B.C. welcomed 595,795 foreign overnight visitors in June, according to new Destination British Columbia number crunching of Statistics Canada data.

That is down 28.5 per cent from the same month in 2019, before the COVID-19 pandemic virtually ground international travel to a halt.

That decline in relation to months in 2019 has been holding steady. 

In May, the province's 439,677 foreign overnight visitor count was down 28.6 per cent from the same month in 2019. May's total was up 54.1 per cent from May 2022, while in June, the increase over last June was a comparatively low 48.8 per cent. 

Normalized travel by Mexicans was one reason for the softer June visitor data. 

Mexico was the only country to provide more visitors to B.C. in April and in May than in those same months in 2019, based on Destination BC figures.
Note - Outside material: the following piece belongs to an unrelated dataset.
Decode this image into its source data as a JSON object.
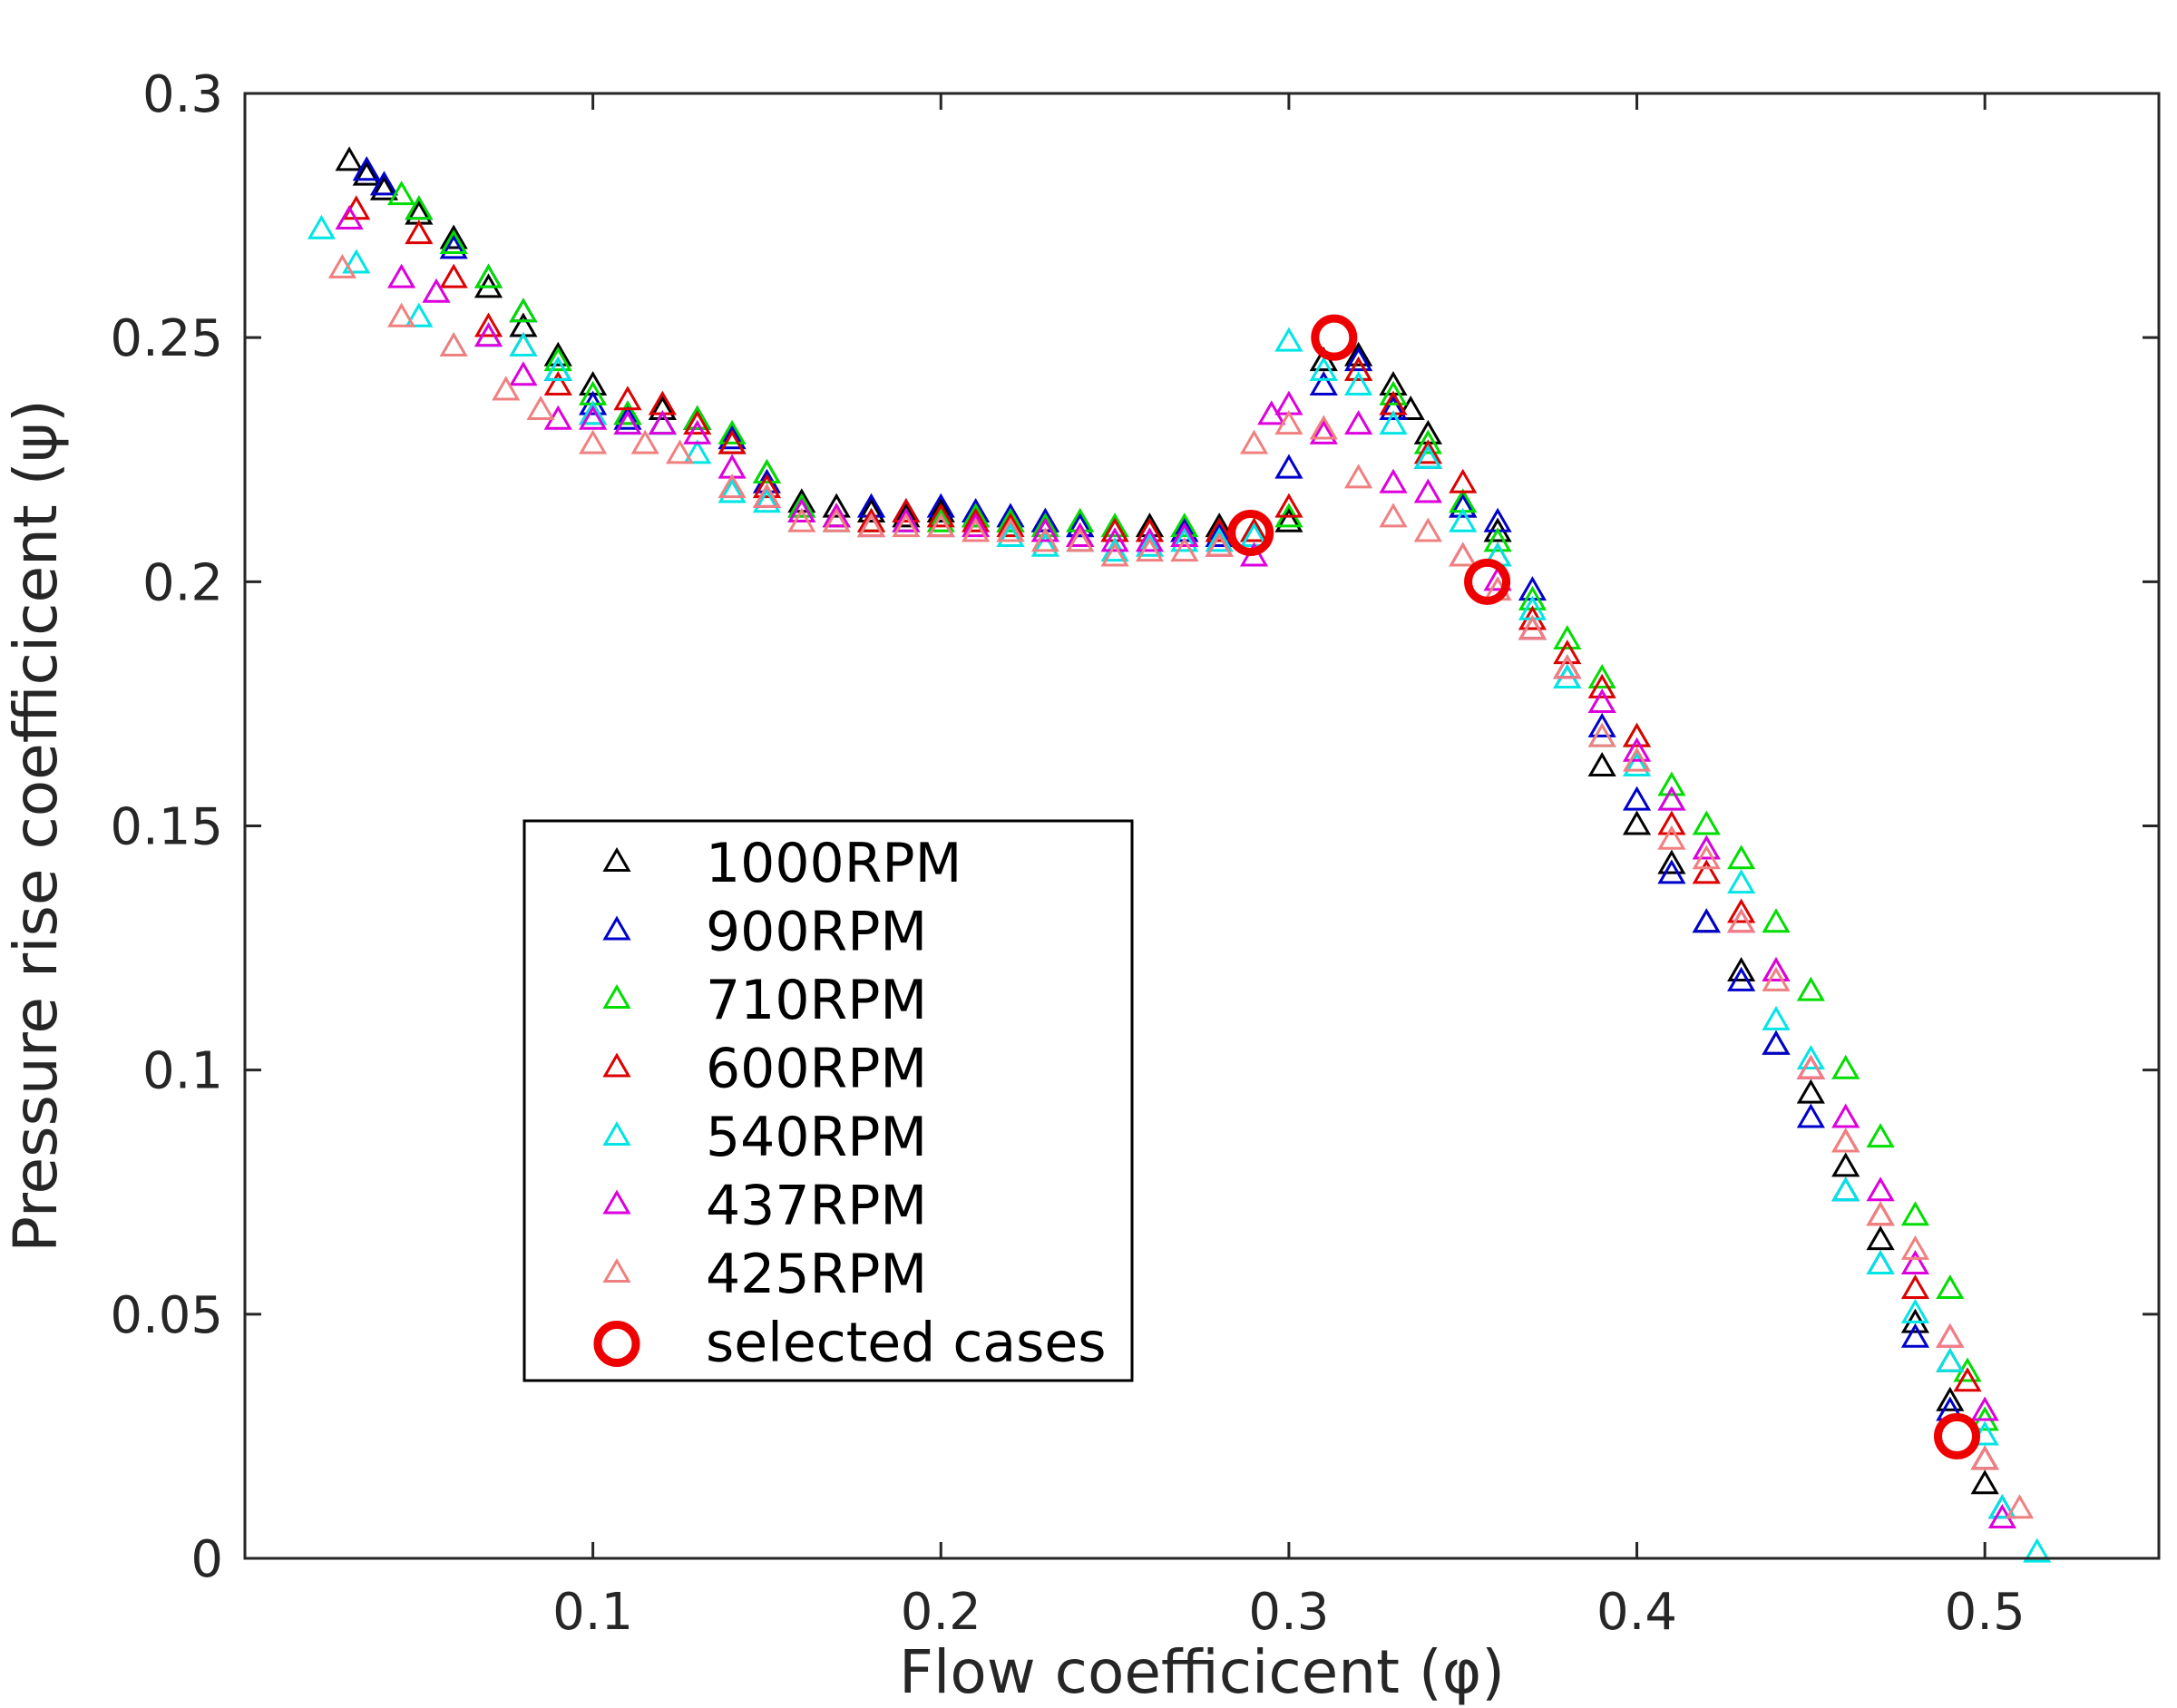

The country sent 17,288 overnight visitors to B.C. in May – a staggering 34 per cent more visitors to B.C., compared with May 2019. 

The 17,000 Mexican overnight visitors that B.C. saw in June, however, was down by 0.5 per cent, compared with the same month in 2019, Destination BC data show.

No country sent more overnight visitors to B.C. in June than it did in June 2019, although India came close, with 23,429 visitors, a count that was down by only 0.1 per cent, compared with 2019. 

China remains the nation that has a visitor count to B.C. that most lags 2019. There were 12,222 mainland Chinese visitors to B.C. in June, down 66.4 per cent from the same month in 2019. China earlier ths month left Canada off a list of countries approved for group tours, indicating that it may be a slow road to full recovery in overnight visitors from that country.

The Chinese government at the time cited anti-Asian hate in Canada, as well as that Canada has criticized alleged interference by China in Canadian elections.

The silver lining is that the 12,222 mainland Chinese visitors to Canada via B.C. ports in June was 241.7 per cent more than in June 2022 – the biggest percentage gain, compared with last year, among all nations.

The number of weekly non-stop flights between Vancouver and mainland China remains far below what it was pre-pandemic.

Chinese and Canadian representatives are discussing how to increase the number of non-stop flights between the two countries but whether concrete action will result is anyone's guess.

The U.S. remains the nation that sends the most overnight visitors to B.C. There were 390,202 Americans who stayed overnight in Canada after entering the country through a B.C. border crossing in June. That is down 27.5 per cent from the same month in 2019 but up 42.1 per cent from June 2022.